An employee of Beach Center Collective in Playa del Rey said DEA officers confiscated so much property that it would not be able to reopen.

“They took everything,” said the 32-year-old employee, who asked not to be named. “You name it, they took it -- right down to the television. The computer, patient files, medicine, cash in the register -- that’s it, we’re done. It’s just too bad. [Our patients] have epilepsy, cancer, MS, diabetes -- two of our patients have one leg. They’re gonna have to travel a lot farther and go to places that aren’t as safe for them.”

Representatives of Marina Caregivers of Marina del Rey and Alternative Caregivers Discount Dispensary in Venice also said their places of work shad been raided and suffered damage.

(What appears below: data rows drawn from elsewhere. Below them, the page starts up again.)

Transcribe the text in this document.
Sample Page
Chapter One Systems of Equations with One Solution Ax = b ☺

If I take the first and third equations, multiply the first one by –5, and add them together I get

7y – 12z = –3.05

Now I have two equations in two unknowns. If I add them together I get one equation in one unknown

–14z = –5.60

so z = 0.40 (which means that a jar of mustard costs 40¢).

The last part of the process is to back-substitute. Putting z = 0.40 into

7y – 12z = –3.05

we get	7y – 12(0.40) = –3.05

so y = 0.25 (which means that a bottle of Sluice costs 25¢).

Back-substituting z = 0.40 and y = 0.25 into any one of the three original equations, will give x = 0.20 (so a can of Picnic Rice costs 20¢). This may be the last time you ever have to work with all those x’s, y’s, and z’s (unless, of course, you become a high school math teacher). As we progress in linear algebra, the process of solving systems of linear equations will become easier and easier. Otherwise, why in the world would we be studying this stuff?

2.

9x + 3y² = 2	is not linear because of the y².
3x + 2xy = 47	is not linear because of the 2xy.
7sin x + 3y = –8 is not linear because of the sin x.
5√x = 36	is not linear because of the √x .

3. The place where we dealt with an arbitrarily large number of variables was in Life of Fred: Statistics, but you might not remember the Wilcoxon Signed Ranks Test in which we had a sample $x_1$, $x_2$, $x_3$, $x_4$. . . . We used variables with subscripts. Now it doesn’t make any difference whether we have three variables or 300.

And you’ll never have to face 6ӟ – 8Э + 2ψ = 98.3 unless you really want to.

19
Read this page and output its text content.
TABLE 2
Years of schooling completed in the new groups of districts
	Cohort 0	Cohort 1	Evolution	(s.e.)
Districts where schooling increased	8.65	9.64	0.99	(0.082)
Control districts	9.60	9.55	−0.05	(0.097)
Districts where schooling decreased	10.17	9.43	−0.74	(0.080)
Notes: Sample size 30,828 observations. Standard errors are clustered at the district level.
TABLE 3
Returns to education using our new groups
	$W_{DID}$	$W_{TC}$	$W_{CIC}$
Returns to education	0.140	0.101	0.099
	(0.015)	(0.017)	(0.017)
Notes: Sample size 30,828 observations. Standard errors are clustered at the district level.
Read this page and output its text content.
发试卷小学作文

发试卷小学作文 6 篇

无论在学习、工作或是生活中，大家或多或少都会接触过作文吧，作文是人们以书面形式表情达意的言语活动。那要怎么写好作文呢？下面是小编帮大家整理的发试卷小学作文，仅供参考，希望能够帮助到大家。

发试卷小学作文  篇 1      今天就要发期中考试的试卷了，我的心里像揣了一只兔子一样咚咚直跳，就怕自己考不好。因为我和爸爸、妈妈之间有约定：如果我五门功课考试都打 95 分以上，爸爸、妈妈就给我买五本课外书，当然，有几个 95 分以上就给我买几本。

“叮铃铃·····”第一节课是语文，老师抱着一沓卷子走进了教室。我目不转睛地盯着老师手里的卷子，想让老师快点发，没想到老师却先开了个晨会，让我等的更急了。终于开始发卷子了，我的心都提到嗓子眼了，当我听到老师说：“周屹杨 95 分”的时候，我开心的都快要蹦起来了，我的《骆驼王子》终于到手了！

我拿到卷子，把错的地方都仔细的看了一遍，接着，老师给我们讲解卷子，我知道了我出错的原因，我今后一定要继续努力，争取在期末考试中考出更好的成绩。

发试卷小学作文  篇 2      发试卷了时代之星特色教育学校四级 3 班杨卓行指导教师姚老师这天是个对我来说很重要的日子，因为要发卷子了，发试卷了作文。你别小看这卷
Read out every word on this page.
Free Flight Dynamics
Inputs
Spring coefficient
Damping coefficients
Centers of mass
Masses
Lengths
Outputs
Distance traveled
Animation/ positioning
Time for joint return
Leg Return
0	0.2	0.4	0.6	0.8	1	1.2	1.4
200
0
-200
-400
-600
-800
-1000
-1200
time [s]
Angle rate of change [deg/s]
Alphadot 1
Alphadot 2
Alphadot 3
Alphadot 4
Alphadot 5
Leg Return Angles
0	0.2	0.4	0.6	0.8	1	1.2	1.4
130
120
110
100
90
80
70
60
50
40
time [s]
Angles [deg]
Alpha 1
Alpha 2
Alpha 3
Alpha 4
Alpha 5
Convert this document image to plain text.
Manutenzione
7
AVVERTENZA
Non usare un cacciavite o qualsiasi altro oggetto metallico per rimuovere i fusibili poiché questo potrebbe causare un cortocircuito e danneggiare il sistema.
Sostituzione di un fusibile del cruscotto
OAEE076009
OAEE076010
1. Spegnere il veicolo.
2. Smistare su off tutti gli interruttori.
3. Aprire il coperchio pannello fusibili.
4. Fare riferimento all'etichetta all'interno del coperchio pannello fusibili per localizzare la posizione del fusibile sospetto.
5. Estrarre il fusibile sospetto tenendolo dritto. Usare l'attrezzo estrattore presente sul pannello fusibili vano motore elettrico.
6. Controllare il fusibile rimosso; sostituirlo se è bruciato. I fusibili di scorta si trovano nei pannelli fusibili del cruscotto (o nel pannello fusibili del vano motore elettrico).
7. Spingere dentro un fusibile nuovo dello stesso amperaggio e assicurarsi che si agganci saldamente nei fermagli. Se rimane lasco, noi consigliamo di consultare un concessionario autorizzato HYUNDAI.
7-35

In response to the recent DEA raids, Americans for Safe Access, an organization that promotes safe and legal access to marijuana, is planning a  rally for Thursday at noon in front of the downtown Los Angeles federal building.

“When a dispensary is raided by the DEA they come in and confiscate all of the patients’ medicine,” said Don Duncan, co-founder of ASA. “In some cases that means the dispensary can’t reopen. It could also result in somebody being prosecuted in federal court and spending time in jail. The city of Los Angeles is trying to regulate these facilities and this kind of federal interference makes that regulation impossible.”

Cities around the state have been dealing with complaints about the proliferation of dispensaries, with some city councils voting to prohibit new ones.